Григорий Онисимович изо всех сил саданул ногой по ведру известки. Сухие, серые комки рассыпались по грязному полу цеха. Нервы явно сдавали. С пятнадцати лет он работал на электровозостроительном. А что заработал? Свой дом, построенный еще в те благословенные времена, когда бурлило в Новочеркасске славное казачество, он получил в наследство от отца, и до войны этот дом был одним из лучших. В сорок седьмом, когда тяжело заболела Анна Максимовна, жена Григория Онисимовича и мать Даши, дом пришлось продать. В то время их некогда сильный род стал медленно и незаметно угасать. Не задалась семья у старшего брата, сеструха сгинула в войну вместе со своими двумя малолетними ребятишками. И вот Дашка, хоть видная девка, а не везет. Камнем легла на сердце Григория Онисимовича та история с несчастной дочерниной любовью. Бегал он тогда к Петухову, размахивая винтовкой, что висела у него лет десять за печкой, и требовал, чтобы выдали ему имя того негодяя, что над Дашкой надругался. А только успел сбежать этот проходимец, и с тех пор болела, болела душа Григория Онисимовича от неутоленной мести, от обиды, и старость как-то неумолимо подступала. И чем дальше шли годы, тем сильнее накапливалась в нем злость от того, что и жизнь свою не так прожил, и Дашке ничего не оставляет, и жить становилось все труднее. Сегодня злость его прорвалась настолько, что он был на грани смертоубийства.

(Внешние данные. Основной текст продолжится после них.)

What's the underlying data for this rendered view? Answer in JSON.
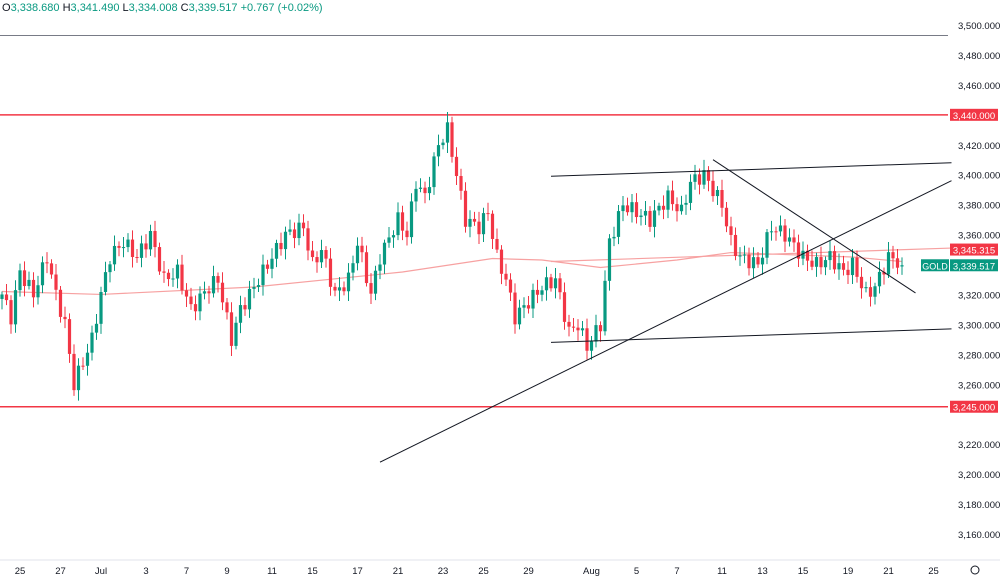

Еще когда он кричал в окно на Дашкиного хахаля, который смылся тут же кверху хвостом, он знал, что началась какая-то черная полоса.

Утром, придя на завод, Григорий Онисимович обнаружил, что станок его не работает. Ясно было, что вчера во вторую смену на нем снова работало это чертово «звено новаторов». Была на заводе такая глупость — передовая молодежь якобы что-то изобретала, а приемы отрабатывала на станках в вечернее время.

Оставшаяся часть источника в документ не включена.